I don’t think we have discussed the object-level of AI existential safety nearly enough. There might be overlooked approaches and overlooked ways of thinking, and if we split into groups such that each of those groups has firmly made up its mind about its favored presumably optimal set of policy-level prescriptions and about assumptions underlying those policy-level prescriptions, we are unlikely to make much progress on the object-level.
It probably should be a mixture of public and private discussions (it might be easier to talk frankly in more private settings these days for a number of reasons).
I don’t find this convincing. I think the target “dumb enough to be safe, honest, trustworthy, relatively non-agentic, etc., but smart enough to be super helpful for alignment” is narrow (or just nonexistent, using the methods we’re likely to have on hand).
Even if this exists, verification seems extraordinarily difficult: how do we know that the system is being honest? Separately, how do we verify that its solutions are correct? Checking answers is sometimes easier than generating them, but only to a limited degree, and alignment seems like a case where checking is particularly difficult.
Nope! I don’t assume that.
I do think that it’s likely the first world-endangering AI is trained using more compute than was used to train GPT-4; but I’m certainly not confident of that prediction, and I don’t think it’s possible to make reasonable predictions (given our current knowledge state) about how much more compute might be needed.
(“Needed” for the first world-endangeringly powerful AI humans actually build, that is.

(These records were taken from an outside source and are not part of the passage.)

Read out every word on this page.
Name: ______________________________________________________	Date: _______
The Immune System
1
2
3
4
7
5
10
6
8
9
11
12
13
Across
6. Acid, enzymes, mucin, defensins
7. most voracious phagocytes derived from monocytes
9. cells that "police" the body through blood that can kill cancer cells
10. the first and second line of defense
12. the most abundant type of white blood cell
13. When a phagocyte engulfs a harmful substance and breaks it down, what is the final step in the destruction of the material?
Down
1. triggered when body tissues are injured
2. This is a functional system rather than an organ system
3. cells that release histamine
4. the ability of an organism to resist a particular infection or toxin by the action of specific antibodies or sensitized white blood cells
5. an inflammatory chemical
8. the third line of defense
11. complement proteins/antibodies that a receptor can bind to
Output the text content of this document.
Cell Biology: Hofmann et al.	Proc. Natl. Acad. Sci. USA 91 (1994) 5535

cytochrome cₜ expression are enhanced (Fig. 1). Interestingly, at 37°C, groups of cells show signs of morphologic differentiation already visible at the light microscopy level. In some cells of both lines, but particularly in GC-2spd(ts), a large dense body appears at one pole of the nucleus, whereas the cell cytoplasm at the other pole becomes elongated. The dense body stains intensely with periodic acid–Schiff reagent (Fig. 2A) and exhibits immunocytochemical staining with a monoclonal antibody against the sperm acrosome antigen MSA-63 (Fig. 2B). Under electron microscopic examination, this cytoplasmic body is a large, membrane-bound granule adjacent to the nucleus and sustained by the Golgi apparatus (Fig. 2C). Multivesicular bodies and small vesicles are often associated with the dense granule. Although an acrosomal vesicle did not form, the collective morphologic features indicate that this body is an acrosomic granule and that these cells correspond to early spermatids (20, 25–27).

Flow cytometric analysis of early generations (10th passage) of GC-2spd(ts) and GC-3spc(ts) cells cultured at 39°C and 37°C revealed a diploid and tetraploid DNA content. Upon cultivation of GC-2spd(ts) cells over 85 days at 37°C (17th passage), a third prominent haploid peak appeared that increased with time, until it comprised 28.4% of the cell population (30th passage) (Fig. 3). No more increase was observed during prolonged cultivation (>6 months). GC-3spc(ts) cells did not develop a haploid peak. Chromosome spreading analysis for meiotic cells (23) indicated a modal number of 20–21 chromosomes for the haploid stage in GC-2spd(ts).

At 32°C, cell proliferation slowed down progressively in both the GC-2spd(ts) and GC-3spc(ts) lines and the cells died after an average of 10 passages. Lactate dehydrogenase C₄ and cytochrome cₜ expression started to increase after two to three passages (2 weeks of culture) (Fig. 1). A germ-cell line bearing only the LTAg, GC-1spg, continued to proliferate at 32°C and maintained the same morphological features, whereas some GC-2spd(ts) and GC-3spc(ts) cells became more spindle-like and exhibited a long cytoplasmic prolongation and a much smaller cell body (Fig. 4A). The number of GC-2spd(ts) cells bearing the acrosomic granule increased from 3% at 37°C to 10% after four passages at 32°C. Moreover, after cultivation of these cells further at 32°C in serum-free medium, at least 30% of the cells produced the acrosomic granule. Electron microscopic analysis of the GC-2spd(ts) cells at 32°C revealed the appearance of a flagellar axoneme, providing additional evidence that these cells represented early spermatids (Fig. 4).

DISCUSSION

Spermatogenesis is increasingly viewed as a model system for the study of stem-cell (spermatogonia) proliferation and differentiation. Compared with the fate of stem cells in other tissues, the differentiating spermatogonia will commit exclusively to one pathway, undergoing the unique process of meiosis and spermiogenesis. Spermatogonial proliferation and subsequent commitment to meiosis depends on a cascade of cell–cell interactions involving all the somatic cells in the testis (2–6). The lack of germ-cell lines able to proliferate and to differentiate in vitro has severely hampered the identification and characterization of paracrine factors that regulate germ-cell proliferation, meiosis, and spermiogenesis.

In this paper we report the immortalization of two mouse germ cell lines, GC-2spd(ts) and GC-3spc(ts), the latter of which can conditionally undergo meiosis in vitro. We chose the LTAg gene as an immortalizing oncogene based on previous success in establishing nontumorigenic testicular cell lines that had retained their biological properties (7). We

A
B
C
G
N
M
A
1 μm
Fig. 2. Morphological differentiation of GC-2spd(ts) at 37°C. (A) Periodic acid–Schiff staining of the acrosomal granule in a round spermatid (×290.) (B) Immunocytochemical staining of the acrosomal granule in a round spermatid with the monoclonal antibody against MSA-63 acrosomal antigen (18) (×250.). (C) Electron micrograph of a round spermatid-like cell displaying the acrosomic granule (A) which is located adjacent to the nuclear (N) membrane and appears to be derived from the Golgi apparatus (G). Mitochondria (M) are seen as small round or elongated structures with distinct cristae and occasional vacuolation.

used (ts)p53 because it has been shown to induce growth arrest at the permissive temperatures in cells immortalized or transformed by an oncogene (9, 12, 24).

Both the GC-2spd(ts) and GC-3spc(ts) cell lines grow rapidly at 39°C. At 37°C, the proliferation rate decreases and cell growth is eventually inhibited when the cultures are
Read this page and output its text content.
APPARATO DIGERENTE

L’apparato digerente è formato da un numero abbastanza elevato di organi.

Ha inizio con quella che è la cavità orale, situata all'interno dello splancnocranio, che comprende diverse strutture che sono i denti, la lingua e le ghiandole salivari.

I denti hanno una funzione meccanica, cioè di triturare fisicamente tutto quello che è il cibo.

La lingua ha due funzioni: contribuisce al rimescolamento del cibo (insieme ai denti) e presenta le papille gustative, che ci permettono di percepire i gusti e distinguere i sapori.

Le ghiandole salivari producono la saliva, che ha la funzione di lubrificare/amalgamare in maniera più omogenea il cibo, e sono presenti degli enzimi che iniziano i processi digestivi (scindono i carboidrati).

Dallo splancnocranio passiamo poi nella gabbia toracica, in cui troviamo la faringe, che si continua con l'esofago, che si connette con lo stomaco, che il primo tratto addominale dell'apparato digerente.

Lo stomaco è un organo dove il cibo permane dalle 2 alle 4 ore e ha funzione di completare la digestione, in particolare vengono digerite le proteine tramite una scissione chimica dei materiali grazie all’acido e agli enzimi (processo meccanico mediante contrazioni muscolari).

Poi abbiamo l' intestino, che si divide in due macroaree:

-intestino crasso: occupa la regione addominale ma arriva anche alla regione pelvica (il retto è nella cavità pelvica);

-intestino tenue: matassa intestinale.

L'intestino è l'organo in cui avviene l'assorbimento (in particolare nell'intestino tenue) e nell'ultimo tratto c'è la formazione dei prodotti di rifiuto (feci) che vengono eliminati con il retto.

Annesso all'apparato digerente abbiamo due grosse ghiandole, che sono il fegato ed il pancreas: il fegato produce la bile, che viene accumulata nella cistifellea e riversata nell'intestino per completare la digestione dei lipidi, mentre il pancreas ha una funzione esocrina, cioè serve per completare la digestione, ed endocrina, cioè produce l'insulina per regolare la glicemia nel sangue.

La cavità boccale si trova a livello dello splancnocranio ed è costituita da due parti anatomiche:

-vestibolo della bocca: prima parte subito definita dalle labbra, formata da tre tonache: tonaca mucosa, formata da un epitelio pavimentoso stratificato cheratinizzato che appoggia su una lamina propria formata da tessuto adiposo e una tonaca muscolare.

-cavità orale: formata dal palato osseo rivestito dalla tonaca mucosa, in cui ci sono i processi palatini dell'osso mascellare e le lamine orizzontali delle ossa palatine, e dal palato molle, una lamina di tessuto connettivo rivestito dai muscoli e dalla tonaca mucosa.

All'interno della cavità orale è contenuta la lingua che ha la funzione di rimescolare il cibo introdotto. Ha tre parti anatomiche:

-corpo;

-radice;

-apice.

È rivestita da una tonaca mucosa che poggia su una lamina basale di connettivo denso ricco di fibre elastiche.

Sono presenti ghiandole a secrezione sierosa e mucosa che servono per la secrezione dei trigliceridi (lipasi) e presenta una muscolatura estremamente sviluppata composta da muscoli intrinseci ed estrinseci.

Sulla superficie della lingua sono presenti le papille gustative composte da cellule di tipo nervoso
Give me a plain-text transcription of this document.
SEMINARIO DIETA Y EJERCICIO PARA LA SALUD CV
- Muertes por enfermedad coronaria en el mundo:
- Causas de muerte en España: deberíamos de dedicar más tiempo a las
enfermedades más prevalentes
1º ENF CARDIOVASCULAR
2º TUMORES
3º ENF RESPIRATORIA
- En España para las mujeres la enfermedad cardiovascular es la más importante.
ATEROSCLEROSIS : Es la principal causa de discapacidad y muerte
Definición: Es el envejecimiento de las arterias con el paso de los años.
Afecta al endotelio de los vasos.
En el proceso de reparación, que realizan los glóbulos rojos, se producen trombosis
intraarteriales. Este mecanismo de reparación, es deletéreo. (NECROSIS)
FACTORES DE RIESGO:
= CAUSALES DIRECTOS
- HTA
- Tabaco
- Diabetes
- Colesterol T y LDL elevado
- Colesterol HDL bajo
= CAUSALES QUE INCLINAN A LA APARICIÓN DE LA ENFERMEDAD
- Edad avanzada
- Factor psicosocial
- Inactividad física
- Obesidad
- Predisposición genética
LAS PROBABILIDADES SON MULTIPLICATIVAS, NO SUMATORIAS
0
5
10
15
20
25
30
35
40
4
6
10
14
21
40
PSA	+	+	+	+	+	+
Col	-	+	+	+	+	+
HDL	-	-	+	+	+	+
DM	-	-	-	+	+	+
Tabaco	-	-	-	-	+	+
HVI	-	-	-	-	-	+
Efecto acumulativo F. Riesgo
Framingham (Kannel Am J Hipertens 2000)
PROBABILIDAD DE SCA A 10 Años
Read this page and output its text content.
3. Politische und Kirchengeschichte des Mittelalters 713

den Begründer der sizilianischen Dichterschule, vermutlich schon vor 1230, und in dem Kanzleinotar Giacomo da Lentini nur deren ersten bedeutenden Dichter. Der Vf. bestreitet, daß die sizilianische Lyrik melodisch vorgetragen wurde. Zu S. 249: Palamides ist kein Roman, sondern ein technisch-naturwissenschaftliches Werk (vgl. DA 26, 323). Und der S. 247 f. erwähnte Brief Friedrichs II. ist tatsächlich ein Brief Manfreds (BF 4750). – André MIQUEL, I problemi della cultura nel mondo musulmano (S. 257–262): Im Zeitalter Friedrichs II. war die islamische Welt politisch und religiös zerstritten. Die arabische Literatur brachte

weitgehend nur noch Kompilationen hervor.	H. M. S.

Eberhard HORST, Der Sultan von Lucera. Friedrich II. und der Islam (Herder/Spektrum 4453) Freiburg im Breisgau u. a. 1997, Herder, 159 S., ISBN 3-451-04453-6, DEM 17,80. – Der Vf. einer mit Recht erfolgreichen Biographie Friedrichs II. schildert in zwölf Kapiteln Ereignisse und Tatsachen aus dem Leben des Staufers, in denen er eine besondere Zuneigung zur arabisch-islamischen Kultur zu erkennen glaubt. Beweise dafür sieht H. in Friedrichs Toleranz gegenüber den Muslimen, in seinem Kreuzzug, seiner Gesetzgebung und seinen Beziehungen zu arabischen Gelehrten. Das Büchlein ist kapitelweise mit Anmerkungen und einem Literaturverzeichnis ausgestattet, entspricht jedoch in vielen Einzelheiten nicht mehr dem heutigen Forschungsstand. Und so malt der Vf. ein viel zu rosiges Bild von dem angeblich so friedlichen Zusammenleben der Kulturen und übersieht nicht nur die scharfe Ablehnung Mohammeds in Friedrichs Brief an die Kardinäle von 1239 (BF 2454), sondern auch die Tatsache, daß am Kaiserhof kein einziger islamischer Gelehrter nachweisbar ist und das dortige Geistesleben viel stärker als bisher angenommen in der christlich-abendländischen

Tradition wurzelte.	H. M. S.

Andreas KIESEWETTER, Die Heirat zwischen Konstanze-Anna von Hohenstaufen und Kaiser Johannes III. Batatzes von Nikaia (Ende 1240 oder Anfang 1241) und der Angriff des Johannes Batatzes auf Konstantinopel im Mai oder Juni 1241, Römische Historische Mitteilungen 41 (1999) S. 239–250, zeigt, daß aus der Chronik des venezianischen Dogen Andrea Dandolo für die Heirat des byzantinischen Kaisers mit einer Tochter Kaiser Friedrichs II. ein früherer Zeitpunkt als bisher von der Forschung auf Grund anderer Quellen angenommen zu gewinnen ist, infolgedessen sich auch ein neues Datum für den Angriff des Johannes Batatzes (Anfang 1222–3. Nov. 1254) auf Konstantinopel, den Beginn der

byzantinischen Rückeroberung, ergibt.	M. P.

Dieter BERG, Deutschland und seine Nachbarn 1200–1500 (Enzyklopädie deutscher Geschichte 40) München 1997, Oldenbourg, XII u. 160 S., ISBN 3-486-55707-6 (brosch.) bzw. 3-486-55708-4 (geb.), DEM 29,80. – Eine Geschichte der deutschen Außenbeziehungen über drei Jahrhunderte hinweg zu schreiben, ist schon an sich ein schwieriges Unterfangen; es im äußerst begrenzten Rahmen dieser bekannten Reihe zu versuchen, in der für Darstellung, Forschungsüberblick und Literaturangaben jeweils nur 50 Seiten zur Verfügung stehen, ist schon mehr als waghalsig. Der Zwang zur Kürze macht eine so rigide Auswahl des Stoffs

I feel confident that you can in principle build world-endangeringly powerful AI with far less compute than was used to train GPT-4; but the first lethally powerful AI systems humans actually build will presumably be far from the limits of what’s physically possible!)
Agreed. This is why I support humanity working on things like human enhancement and (plausibly) AI alignment, in parallel with working on an international AI development pause. I don’t think that a pause on its own is a permanent solution, though if we’re lucky and the laws are well-designed I imagine it could buy humanity quite a few decades.
FWIW, MIRI does already think of “generally spreading reasonable discussion of the problem, and trying to increase the probability that someone comes up with some new promising idea for addressing x-risk” as a top organizational priority.
The usual internal framing is some version of “we have our own current best guess at how to save the world, but our idea is a massive longshot, and not the sort of basket humanity should put all its eggs in”. I think “AI pause + some form of cognitive enhancement” should be a top priority, but I also consider it a top priority for humanity to try to find other potential paths to a good future.
It’s also important to keep in mind that on Leopold’s model (and my own), these problems need to be solved under a ton of time pressure. To maintain a lead, the USG in Leopold’s scenario will often need to figure out some of these “under what circumstances can we trust this highly novel system and believe its alignment answers?” issues in a matter of weeks or perhaps months, so that the overall alignment project can complete in a very short window of time. This is not a situation where we’re imagining having a ton of time to develop mastery and deep understanding of these new models. (Or mastery of the alignment problem sufficient to verify when a new idea is on the right track or not.)